Il y a des journées qui ne finissent pas.
On fait la liste de ses responsabilités (manger, arroser les plantes, se promener, se nettoyer – peut-on vraiment parler d'une douche si le pommeau est une bouteille ?), et on les respecte, une à une, comme un rituel à accomplir pour mériter de rejoindre son lit, le soir. Mais le lit refuse.
La situation est cocasse, au début ; il n'y a aucune raison pour que le sommeil se fasse si capricieux. Ca fait deux ans que je dors sur le sol et c'est maintenant que ça me dérange ? On connaît la chanson ; on se tourne, on se retourne, on réfléchit, et on secoue la tête d'embarras en repensant aux erreurs du passé.
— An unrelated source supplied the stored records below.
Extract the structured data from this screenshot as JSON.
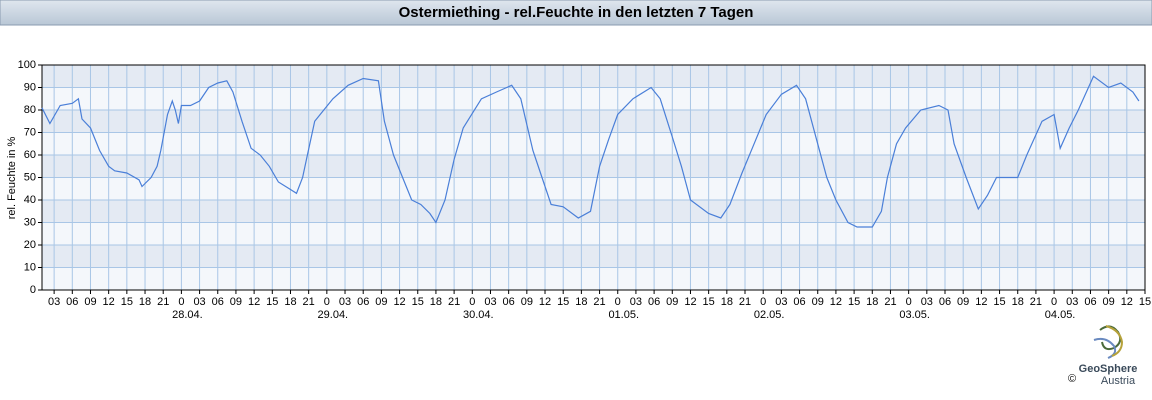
{
  "chart_data": {
    "type": "line",
    "title": "Ostermiething - rel.Feuchte in den letzten 7 Tagen",
    "y_label": "rel. Feuchte in %",
    "logo": {
      "name": "GeoSphere",
      "sub": "Austria",
      "copyright": "©"
    },
    "grid": true,
    "xlim": [
      1,
      183
    ],
    "ylim": [
      0,
      100
    ],
    "yticks": [
      0,
      10,
      20,
      30,
      40,
      50,
      60,
      70,
      80,
      90,
      100
    ],
    "xticks": [
      {
        "value": 3,
        "label": "03"
      },
      {
        "value": 6,
        "label": "06"
      },
      {
        "value": 9,
        "label": "09"
      },
      {
        "value": 12,
        "label": "12"
      },
      {
        "value": 15,
        "label": "15"
      },
      {
        "value": 18,
        "label": "18"
      },
      {
        "value": 21,
        "label": "21"
      },
      {
        "value": 24,
        "label": "0"
      },
      {
        "value": 27,
        "label": "03"
      },
      {
        "value": 30,
        "label": "06"
      },
      {
        "value": 33,
        "label": "09"
      },
      {
        "value": 36,
        "label": "12"
      },
      {
        "value": 39,
        "label": "15"
      },
      {
        "value": 42,
        "label": "18"
      },
      {
        "value": 45,
        "label": "21"
      },
      {
        "value": 48,
        "label": "0"
      },
      {
        "value": 51,
        "label": "03"
      },
      {
        "value": 54,
        "label": "06"
      },
      {
        "value": 57,
        "label": "09"
      },
      {
        "value": 60,
        "label": "12"
      },
      {
        "value": 63,
        "label": "15"
      },
      {
        "value": 66,
        "label": "18"
      },
      {
        "value": 69,
        "label": "21"
      },
      {
        "value": 72,
        "label": "0"
      },
      {
        "value": 75,
        "label": "03"
      },
      {
        "value": 78,
        "label": "06"
      },
      {
        "value": 81,
        "label": "09"
      },
      {
        "value": 84,
        "label": "12"
      },
      {
        "value": 87,
        "label": "15"
      },
      {
        "value": 90,
        "label": "18"
      },
      {
        "value": 93,
        "label": "21"
      },
      {
        "value": 96,
        "label": "0"
      },
      {
        "value": 99,
        "label": "03"
      },
      {
        "value": 102,
        "label": "06"
      },
      {
        "value": 105,
        "label": "09"
      },
      {
        "value": 108,
        "label": "12"
      },
      {
        "value": 111,
        "label": "15"
      },
      {
        "value": 114,
        "label": "18"
      },
      {
        "value": 117,
        "label": "21"
      },
      {
        "value": 120,
        "label": "0"
      },
      {
        "value": 123,
        "label": "03"
      },
      {
        "value": 126,
        "label": "06"
      },
      {
        "value": 129,
        "label": "09"
      },
      {
        "value": 132,
        "label": "12"
      },
      {
        "value": 135,
        "label": "15"
      },
      {
        "value": 138,
        "label": "18"
      },
      {
        "value": 141,
        "label": "21"
      },
      {
        "value": 144,
        "label": "0"
      },
      {
        "value": 147,
        "label": "03"
      },
      {
        "value": 150,
        "label": "06"
      },
      {
        "value": 153,
        "label": "09"
      },
      {
        "value": 156,
        "label": "12"
      },
      {
        "value": 159,
        "label": "15"
      },
      {
        "value": 162,
        "label": "18"
      },
      {
        "value": 165,
        "label": "21"
      },
      {
        "value": 168,
        "label": "0"
      },
      {
        "value": 171,
        "label": "03"
      },
      {
        "value": 174,
        "label": "06"
      },
      {
        "value": 177,
        "label": "09"
      },
      {
        "value": 180,
        "label": "12"
      },
      {
        "value": 183,
        "label": "15"
      }
    ],
    "date_labels": [
      {
        "value": 24,
        "label": "28.04."
      },
      {
        "value": 48,
        "label": "29.04."
      },
      {
        "value": 72,
        "label": "30.04."
      },
      {
        "value": 96,
        "label": "01.05."
      },
      {
        "value": 120,
        "label": "02.05."
      },
      {
        "value": 144,
        "label": "03.05."
      },
      {
        "value": 168,
        "label": "04.05."
      }
    ],
    "x": [
      1,
      2.3,
      4,
      6,
      7,
      7.6,
      9,
      10.5,
      12,
      13,
      15,
      17,
      17.5,
      19,
      20,
      20.6,
      21.7,
      22.5,
      23,
      23.5,
      24,
      25.5,
      27,
      28.5,
      30,
      31.5,
      32.5,
      34,
      35.5,
      37,
      38.5,
      40,
      41.8,
      43,
      44,
      44.8,
      46,
      47.5,
      49,
      51.5,
      54,
      56.5,
      57.5,
      59,
      60.5,
      62,
      63.5,
      65,
      66,
      67.5,
      69,
      70.5,
      73.5,
      76,
      78.5,
      80,
      82,
      83.5,
      85,
      87,
      89.5,
      91.5,
      93,
      94.5,
      96,
      98.5,
      101.5,
      103,
      105,
      106.5,
      108,
      111,
      113,
      114.5,
      116.5,
      118.5,
      120.5,
      123,
      125.5,
      127,
      129,
      130.5,
      132,
      134,
      135.5,
      138,
      139.5,
      140.5,
      142,
      143.5,
      146,
      149,
      150.5,
      151.5,
      153.5,
      155.5,
      157,
      158.5,
      160,
      162,
      163.5,
      166,
      168,
      169,
      170.5,
      172,
      174.5,
      177,
      179,
      181,
      182
    ],
    "series": [
      {
        "name": "rel. Feuchte",
        "color": "#4a7fd8",
        "values": [
          81,
          74,
          82,
          83,
          85,
          76,
          72,
          62,
          55,
          53,
          52,
          49,
          46,
          50,
          55,
          62,
          78,
          84,
          80,
          74,
          82,
          82,
          84,
          90,
          92,
          93,
          88,
          75,
          63,
          60,
          55,
          48,
          45,
          43,
          50,
          60,
          75,
          80,
          85,
          91,
          94,
          93,
          75,
          60,
          50,
          40,
          38,
          34,
          30,
          40,
          58,
          72,
          85,
          88,
          91,
          85,
          62,
          50,
          38,
          37,
          32,
          35,
          55,
          67,
          78,
          85,
          90,
          85,
          68,
          55,
          40,
          34,
          32,
          38,
          52,
          65,
          78,
          87,
          91,
          85,
          65,
          50,
          40,
          30,
          28,
          28,
          35,
          50,
          65,
          72,
          80,
          82,
          80,
          65,
          50,
          36,
          42,
          50,
          50,
          50,
          60,
          75,
          78,
          63,
          72,
          80,
          95,
          90,
          92,
          88,
          84
        ]
      }
    ]
  }
}
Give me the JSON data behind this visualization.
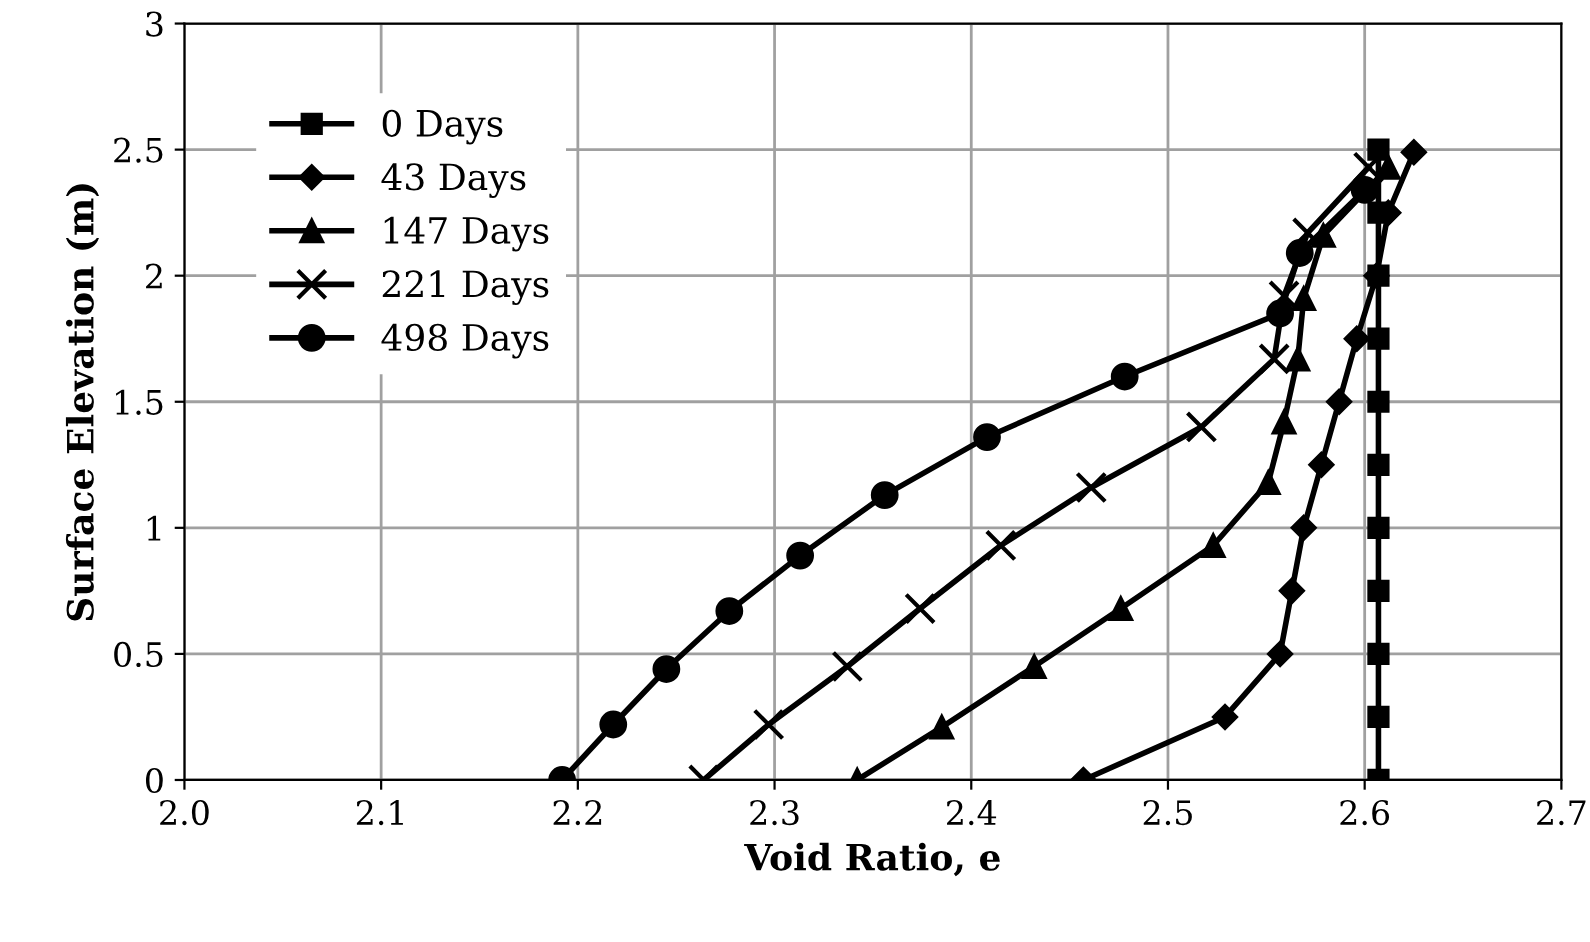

A force, le moindre bruit devient diversion ; on se relève pour aller boire, on se rallonge, maintenant il faut aller pisser, on s'énerve parce que si je m'endors pas là je vais encore me lever à une heure pas possible et quand le sommeil vient enfin, il s'enfuit presque aussitôt, lorsque le soleil, tel un parent blasé, vient déposer un « c'est l'heure » sur les paupières. Là, dans ce réveil, il y a un sentiment étrange, un constat inavoué parce que merde, j'ai dormi, c'est bon : aujourd'hui, c'est hier, et je suis crevé.

C'était une de ces journées pour Ashley, qui n'avait pas vraiment envie de se demander pourquoi il n'avait pas réussi à dormir. Les réponses potentielles s'avéraient trop nombreuses, et il avait craint que les lister ne le fasse se lever du mauvais pied.
Assez mal renseigné sur l'heure (il espérait toujours trouver une montre en état de marche, ainsi que quelqu'un de plus avisé que lui – qui confondait toujours petite et grande aiguille – pour pouvoir la régler), il s'était déplacé vers ces vieux immeubles qui ne lui disaient trop rien. Il ne s'en méfiait certes pas assez pour fuir la zone à tout prix ; mais il n'appréciait pas l'ambiance des lieux, et il n'y restait vraiment que car les pilleurs usuels ne prenaient que le nécessaire, laissant traîner les jolis objets. Ashley aimait les jolis objets. Il ne se l'expliquait pas vraiment (et il n'aimait pas faire de la psychologie de comptoir, lui qui ne connaissait rien au caractère humain) ; mais il y avait un je-ne-sais-quoi de marquant dans les photos déchirées, dans les boucles d'oreilles en toc, dans les trousseaux de clés égarés.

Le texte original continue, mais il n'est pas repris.